Znowuż miksujesz. Co innego jest wypełnić co innego uzupełnić. Jak wypełniasz jakiś formularz to wpisujesz w jego treść wszystko co niezbędne i na koniec stawiasz podpis. Jest to dokument zupełny, zamknięty, skończony. I takie znaczenie miała ofiarna śmierć Jezusa zakończyła pewien ery religii prawdziwej jakim był judaizm. Jednocześnie śmierć Pana Jezusa otworzyła nową erę religii prawdziwej Chrystianizm. Dlatego dzisiaj judaizm to religia martwa. W judaizmie centralne, najważniejsze miejsce zajmowała świątynia i arka przymierza. Dziś nie ma ani arki przymierza ani świątyni Żydowskiej. Kluczowym elementem judaizmu były rodowody jako dowód prowadzący do mesjasza. Rodowodów również już nie ma. Wszystko to zniszczyli rzymianie w roku 70 n.e. dziś żaden Żyd nie jest w stanie powiedzieć z jakiego plemienia pochodzi, nie ma na to żadnych dowodów, czyli judaizm jest po prostu niczym. Ale oczywiście funkcjonuje jako religia bo sprytni Żydzi "utrzymują na nogach to zombi jakom jest współczesny judaizm" by czerpać z tego korzyści żerując na naiwności i silnej potrzebie wielbienia Boga Żydów. Dlatego Jezus powiedział faryzeuszom że ich dom [ religia judaizm] będzie im pozostawiona.

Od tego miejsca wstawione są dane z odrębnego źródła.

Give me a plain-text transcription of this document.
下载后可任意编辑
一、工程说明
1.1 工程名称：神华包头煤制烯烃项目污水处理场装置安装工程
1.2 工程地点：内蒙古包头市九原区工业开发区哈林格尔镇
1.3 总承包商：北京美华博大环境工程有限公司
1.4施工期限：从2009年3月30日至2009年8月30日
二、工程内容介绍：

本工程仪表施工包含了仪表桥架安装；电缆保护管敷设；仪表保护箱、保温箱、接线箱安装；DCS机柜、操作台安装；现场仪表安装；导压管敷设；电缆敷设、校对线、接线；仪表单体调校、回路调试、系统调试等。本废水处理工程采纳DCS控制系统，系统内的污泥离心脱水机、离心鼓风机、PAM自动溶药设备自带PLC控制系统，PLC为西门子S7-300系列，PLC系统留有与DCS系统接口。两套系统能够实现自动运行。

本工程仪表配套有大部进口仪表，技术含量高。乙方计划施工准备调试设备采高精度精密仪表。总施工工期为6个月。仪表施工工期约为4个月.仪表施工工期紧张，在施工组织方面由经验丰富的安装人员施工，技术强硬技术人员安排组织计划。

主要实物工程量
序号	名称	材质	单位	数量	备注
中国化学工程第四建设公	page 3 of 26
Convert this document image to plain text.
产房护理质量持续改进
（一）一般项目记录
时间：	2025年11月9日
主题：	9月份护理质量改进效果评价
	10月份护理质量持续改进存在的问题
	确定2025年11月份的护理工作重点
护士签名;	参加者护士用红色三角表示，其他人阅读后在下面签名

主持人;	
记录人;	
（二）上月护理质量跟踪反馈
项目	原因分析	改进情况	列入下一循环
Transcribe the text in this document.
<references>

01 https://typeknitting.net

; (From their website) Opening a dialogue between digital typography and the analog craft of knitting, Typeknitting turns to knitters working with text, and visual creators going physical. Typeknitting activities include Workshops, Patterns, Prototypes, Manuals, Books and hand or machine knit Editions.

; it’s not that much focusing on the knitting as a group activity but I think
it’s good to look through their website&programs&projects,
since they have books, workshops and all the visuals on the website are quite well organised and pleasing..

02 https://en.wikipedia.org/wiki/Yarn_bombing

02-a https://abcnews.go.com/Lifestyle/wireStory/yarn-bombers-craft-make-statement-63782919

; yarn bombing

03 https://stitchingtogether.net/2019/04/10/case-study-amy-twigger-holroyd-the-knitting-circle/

Mat 23:37 „Jerozolimo, Jerozolimo, zabijająca proroków i kamienująca tych, którzy zostali do niej posłani — jakże często chciałem zebrać twoje dzieci, jak kokoszka zbiera swe kurczęta pod skrzydła! Ale wyście tego nie chcieli. 38 Oto wasz dom jest wam pozostawiony.


Cytat:
Co innego Żyd a co innego judaizm? Ciekawe rzeczy piszesz. Skąd te teorie bierzecie: z powietrza, wymyślacie je sami? Z tego co napisałeś wynikałoby, że Jezus jako Żyd wyznawałby baalizm, może islam a może jakieś religie pogańskie, bo skoro co innego Żyd a co innego judaizm to Jezus był Żydem, opierał się na prawie Żydowskim, więc jeśli judaizm to co innego to wypada właśnie w taki sposób rozumieć twoje stwierdzenie. A może się jeszcze okaże, że Jezus nie był Żydem tylko Marsjaninem?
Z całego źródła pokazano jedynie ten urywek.